Liefhebbers van dit soort motoren vinden elkaar doorgaans binnen de VMC en de CFM. Dat zijn respectievelijke veteranenclub en de club voor Franse motoren. De toegevoegde waarde van de CFM het verspreiden van kennis over Franse motorfietsen, vertalen van Franse teksten over motoren, elkaar helpen en stimuleren en er nog wat leuke contacten aan over houden ook.
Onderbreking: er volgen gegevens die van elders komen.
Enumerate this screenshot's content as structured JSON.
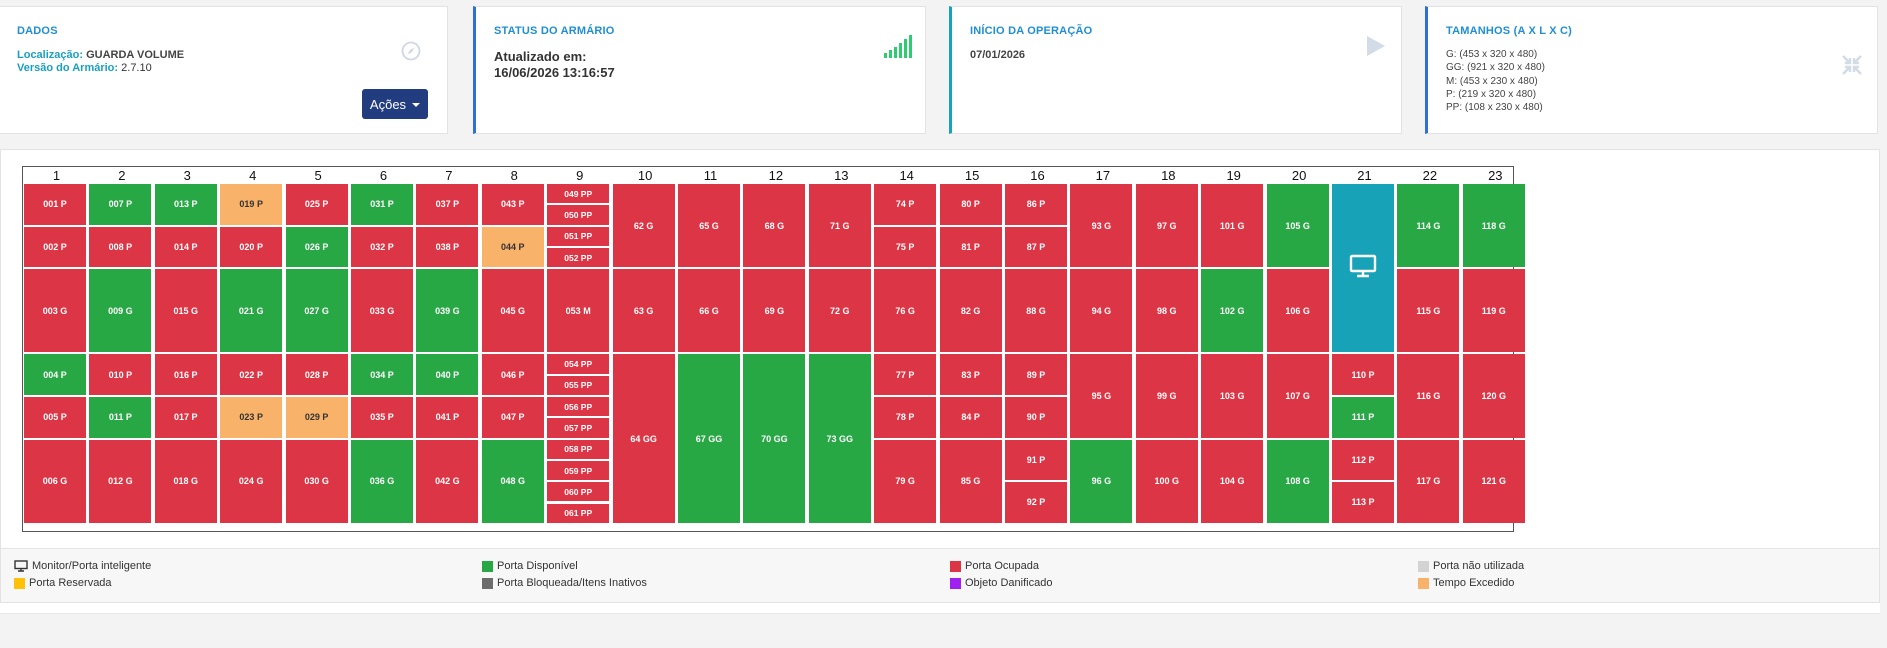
{
  "cards": {
    "dados": {
      "title": "DADOS",
      "location_label": "Localização:",
      "location_value": "GUARDA VOLUME",
      "version_label": "Versão do Armário:",
      "version_value": "2.7.10",
      "actions_label": "Ações",
      "icon": "compass-icon"
    },
    "status": {
      "title": "STATUS DO ARMÁRIO",
      "updated_label": "Atualizado em:",
      "updated_value": "16/06/2026 13:16:57",
      "icon": "signal-icon"
    },
    "inicio": {
      "title": "INÍCIO DA OPERAÇÃO",
      "date": "07/01/2026",
      "icon": "play-icon"
    },
    "tamanhos": {
      "title": "TAMANHOS (A X L X C)",
      "lines": [
        "G: (453 x 320 x 480)",
        "GG: (921 x 320 x 480)",
        "M: (453 x 230 x 480)",
        "P: (219 x 320 x 480)",
        "PP: (108 x 230 x 480)"
      ],
      "icon": "compress-icon"
    }
  },
  "colors": {
    "occupied": "#dc3545",
    "available": "#28a745",
    "timeout": "#f8b26a",
    "monitor": "#17a2b8"
  },
  "columns": [
    {
      "n": "1",
      "cells": [
        {
          "l": "001 P",
          "s": "o",
          "u": 1
        },
        {
          "l": "002 P",
          "s": "o",
          "u": 1
        },
        {
          "l": "003 G",
          "s": "o",
          "u": 2
        },
        {
          "l": "004 P",
          "s": "a",
          "u": 1
        },
        {
          "l": "005 P",
          "s": "o",
          "u": 1
        },
        {
          "l": "006 G",
          "s": "o",
          "u": 2
        }
      ]
    },
    {
      "n": "2",
      "cells": [
        {
          "l": "007 P",
          "s": "a",
          "u": 1
        },
        {
          "l": "008 P",
          "s": "o",
          "u": 1
        },
        {
          "l": "009 G",
          "s": "a",
          "u": 2
        },
        {
          "l": "010 P",
          "s": "o",
          "u": 1
        },
        {
          "l": "011 P",
          "s": "a",
          "u": 1
        },
        {
          "l": "012 G",
          "s": "o",
          "u": 2
        }
      ]
    },
    {
      "n": "3",
      "cells": [
        {
          "l": "013 P",
          "s": "a",
          "u": 1
        },
        {
          "l": "014 P",
          "s": "o",
          "u": 1
        },
        {
          "l": "015 G",
          "s": "o",
          "u": 2
        },
        {
          "l": "016 P",
          "s": "o",
          "u": 1
        },
        {
          "l": "017 P",
          "s": "o",
          "u": 1
        },
        {
          "l": "018 G",
          "s": "o",
          "u": 2
        }
      ]
    },
    {
      "n": "4",
      "cells": [
        {
          "l": "019 P",
          "s": "t",
          "u": 1
        },
        {
          "l": "020 P",
          "s": "o",
          "u": 1
        },
        {
          "l": "021 G",
          "s": "a",
          "u": 2
        },
        {
          "l": "022 P",
          "s": "o",
          "u": 1
        },
        {
          "l": "023 P",
          "s": "t",
          "u": 1
        },
        {
          "l": "024 G",
          "s": "o",
          "u": 2
        }
      ]
    },
    {
      "n": "5",
      "cells": [
        {
          "l": "025 P",
          "s": "o",
          "u": 1
        },
        {
          "l": "026 P",
          "s": "a",
          "u": 1
        },
        {
          "l": "027 G",
          "s": "a",
          "u": 2
        },
        {
          "l": "028 P",
          "s": "o",
          "u": 1
        },
        {
          "l": "029 P",
          "s": "t",
          "u": 1
        },
        {
          "l": "030 G",
          "s": "o",
          "u": 2
        }
      ]
    },
    {
      "n": "6",
      "cells": [
        {
          "l": "031 P",
          "s": "a",
          "u": 1
        },
        {
          "l": "032 P",
          "s": "o",
          "u": 1
        },
        {
          "l": "033 G",
          "s": "o",
          "u": 2
        },
        {
          "l": "034 P",
          "s": "a",
          "u": 1
        },
        {
          "l": "035 P",
          "s": "o",
          "u": 1
        },
        {
          "l": "036 G",
          "s": "a",
          "u": 2
        }
      ]
    },
    {
      "n": "7",
      "cells": [
        {
          "l": "037 P",
          "s": "o",
          "u": 1
        },
        {
          "l": "038 P",
          "s": "o",
          "u": 1
        },
        {
          "l": "039 G",
          "s": "a",
          "u": 2
        },
        {
          "l": "040 P",
          "s": "a",
          "u": 1
        },
        {
          "l": "041 P",
          "s": "o",
          "u": 1
        },
        {
          "l": "042 G",
          "s": "o",
          "u": 2
        }
      ]
    },
    {
      "n": "8",
      "cells": [
        {
          "l": "043 P",
          "s": "o",
          "u": 1
        },
        {
          "l": "044 P",
          "s": "t",
          "u": 1
        },
        {
          "l": "045 G",
          "s": "o",
          "u": 2
        },
        {
          "l": "046 P",
          "s": "o",
          "u": 1
        },
        {
          "l": "047 P",
          "s": "o",
          "u": 1
        },
        {
          "l": "048 G",
          "s": "a",
          "u": 2
        }
      ]
    },
    {
      "n": "9",
      "cells": [
        {
          "l": "049 PP",
          "s": "o",
          "u": 0.5
        },
        {
          "l": "050 PP",
          "s": "o",
          "u": 0.5
        },
        {
          "l": "051 PP",
          "s": "o",
          "u": 0.5
        },
        {
          "l": "052 PP",
          "s": "o",
          "u": 0.5
        },
        {
          "l": "053 M",
          "s": "o",
          "u": 2
        },
        {
          "l": "054 PP",
          "s": "o",
          "u": 0.5
        },
        {
          "l": "055 PP",
          "s": "o",
          "u": 0.5
        },
        {
          "l": "056 PP",
          "s": "o",
          "u": 0.5
        },
        {
          "l": "057 PP",
          "s": "o",
          "u": 0.5
        },
        {
          "l": "058 PP",
          "s": "o",
          "u": 0.5
        },
        {
          "l": "059 PP",
          "s": "o",
          "u": 0.5
        },
        {
          "l": "060 PP",
          "s": "o",
          "u": 0.5
        },
        {
          "l": "061 PP",
          "s": "o",
          "u": 0.5
        }
      ]
    },
    {
      "n": "10",
      "cells": [
        {
          "l": "62 G",
          "s": "o",
          "u": 2
        },
        {
          "l": "63 G",
          "s": "o",
          "u": 2
        },
        {
          "l": "64 GG",
          "s": "o",
          "u": 4
        }
      ]
    },
    {
      "n": "11",
      "cells": [
        {
          "l": "65 G",
          "s": "o",
          "u": 2
        },
        {
          "l": "66 G",
          "s": "o",
          "u": 2
        },
        {
          "l": "67 GG",
          "s": "a",
          "u": 4
        }
      ]
    },
    {
      "n": "12",
      "cells": [
        {
          "l": "68 G",
          "s": "o",
          "u": 2
        },
        {
          "l": "69 G",
          "s": "o",
          "u": 2
        },
        {
          "l": "70 GG",
          "s": "a",
          "u": 4
        }
      ]
    },
    {
      "n": "13",
      "cells": [
        {
          "l": "71 G",
          "s": "o",
          "u": 2
        },
        {
          "l": "72 G",
          "s": "o",
          "u": 2
        },
        {
          "l": "73 GG",
          "s": "a",
          "u": 4
        }
      ]
    },
    {
      "n": "14",
      "cells": [
        {
          "l": "74 P",
          "s": "o",
          "u": 1
        },
        {
          "l": "75 P",
          "s": "o",
          "u": 1
        },
        {
          "l": "76 G",
          "s": "o",
          "u": 2
        },
        {
          "l": "77 P",
          "s": "o",
          "u": 1
        },
        {
          "l": "78 P",
          "s": "o",
          "u": 1
        },
        {
          "l": "79 G",
          "s": "o",
          "u": 2
        }
      ]
    },
    {
      "n": "15",
      "cells": [
        {
          "l": "80 P",
          "s": "o",
          "u": 1
        },
        {
          "l": "81 P",
          "s": "o",
          "u": 1
        },
        {
          "l": "82 G",
          "s": "o",
          "u": 2
        },
        {
          "l": "83 P",
          "s": "o",
          "u": 1
        },
        {
          "l": "84 P",
          "s": "o",
          "u": 1
        },
        {
          "l": "85 G",
          "s": "o",
          "u": 2
        }
      ]
    },
    {
      "n": "16",
      "cells": [
        {
          "l": "86 P",
          "s": "o",
          "u": 1
        },
        {
          "l": "87 P",
          "s": "o",
          "u": 1
        },
        {
          "l": "88 G",
          "s": "o",
          "u": 2
        },
        {
          "l": "89 P",
          "s": "o",
          "u": 1
        },
        {
          "l": "90 P",
          "s": "o",
          "u": 1
        },
        {
          "l": "91 P",
          "s": "o",
          "u": 1
        },
        {
          "l": "92 P",
          "s": "o",
          "u": 1
        }
      ]
    },
    {
      "n": "17",
      "cells": [
        {
          "l": "93 G",
          "s": "o",
          "u": 2
        },
        {
          "l": "94 G",
          "s": "o",
          "u": 2
        },
        {
          "l": "95 G",
          "s": "o",
          "u": 2
        },
        {
          "l": "96 G",
          "s": "a",
          "u": 2
        }
      ]
    },
    {
      "n": "18",
      "cells": [
        {
          "l": "97 G",
          "s": "o",
          "u": 2
        },
        {
          "l": "98 G",
          "s": "o",
          "u": 2
        },
        {
          "l": "99 G",
          "s": "o",
          "u": 2
        },
        {
          "l": "100 G",
          "s": "o",
          "u": 2
        }
      ]
    },
    {
      "n": "19",
      "cells": [
        {
          "l": "101 G",
          "s": "o",
          "u": 2
        },
        {
          "l": "102 G",
          "s": "a",
          "u": 2
        },
        {
          "l": "103 G",
          "s": "o",
          "u": 2
        },
        {
          "l": "104 G",
          "s": "o",
          "u": 2
        }
      ]
    },
    {
      "n": "20",
      "cells": [
        {
          "l": "105 G",
          "s": "a",
          "u": 2
        },
        {
          "l": "106 G",
          "s": "o",
          "u": 2
        },
        {
          "l": "107 G",
          "s": "o",
          "u": 2
        },
        {
          "l": "108 G",
          "s": "a",
          "u": 2
        }
      ]
    },
    {
      "n": "21",
      "cells": [
        {
          "l": "",
          "s": "m",
          "u": 4
        },
        {
          "l": "110 P",
          "s": "o",
          "u": 1
        },
        {
          "l": "111 P",
          "s": "a",
          "u": 1
        },
        {
          "l": "112 P",
          "s": "o",
          "u": 1
        },
        {
          "l": "113 P",
          "s": "o",
          "u": 1
        }
      ]
    },
    {
      "n": "22",
      "cells": [
        {
          "l": "114 G",
          "s": "a",
          "u": 2
        },
        {
          "l": "115 G",
          "s": "o",
          "u": 2
        },
        {
          "l": "116 G",
          "s": "o",
          "u": 2
        },
        {
          "l": "117 G",
          "s": "o",
          "u": 2
        }
      ]
    },
    {
      "n": "23",
      "cells": [
        {
          "l": "118 G",
          "s": "a",
          "u": 2
        },
        {
          "l": "119 G",
          "s": "o",
          "u": 2
        },
        {
          "l": "120 G",
          "s": "o",
          "u": 2
        },
        {
          "l": "121 G",
          "s": "o",
          "u": 2
        }
      ]
    }
  ],
  "legend": [
    {
      "label": "Monitor/Porta inteligente",
      "color": "",
      "icon": "monitor-icon"
    },
    {
      "label": "Porta Reservada",
      "color": "#ffc107"
    },
    {
      "label": "Porta Disponível",
      "color": "#28a745"
    },
    {
      "label": "Porta Bloqueada/Itens Inativos",
      "color": "#6c6c6c"
    },
    {
      "label": "Porta Ocupada",
      "color": "#dc3545"
    },
    {
      "label": "Objeto Danificado",
      "color": "#a020f0"
    },
    {
      "label": "Porta não utilizada",
      "color": "#d3d3d3"
    },
    {
      "label": "Tempo Excedido",
      "color": "#f8b26a"
    }
  ]
}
De CFM is een vereniging die zich richt op Franse motoren die zijn gebouwd vanaf begin 1900 tot aan het einde van de jaren ’60. In Duitsland is er een IG, een Interesse Gemeinschaft.
Binnen de liefhebberskringen is er wonderlijk genoeg nog redelijk aan onderdelen voro de René Gillet te komen
De prijzen van deze machines zitten ongeveer op of net boven die van de Amerikaanse V twins uit die tijd.
De rode René Gillet op de foto’s is van de genetische technicus (en muziekliefhebber) Peter Kuitwaard uit Friesland. Hij heeft al menig klassiekerliefhebber voor wanhoop behoed. In dat opzicht zou hij een broertje van vriend Jan Eggink kunnen zijn. Het zijn mannen die als lijfspreuk hebben: “Kan niet bestaat niet.” En het feit dat er nog zulke mensen zijn is hartveroverend.
We hadden het over René Gillet motoren in musea. Onze vriend Vyacheslav Sheyanov van Motorworld in Samara heeft een perfect exemplaar staan. En omdat zijn museum een ‘working museum’ is, kan er mee gereden worden. Ook door u. Kijk maar eens op motos-of-war.ru/en
Ik was INDERDAAD aan het verwarren: ik dacht dat Gillet Belgisch was, in het artikel Frans … Dus er bestaan twee Gillet-merken ?
En dan zijn er ook nog de scheermesjes ! Het moet niet gekker worden!
Niet te verwarren met Gillet van ‘les demoiselles de Herstal’… (FN, Saroléa en Gillet).
En zo hebben we een trio! Er is veel moois uit België gekomen!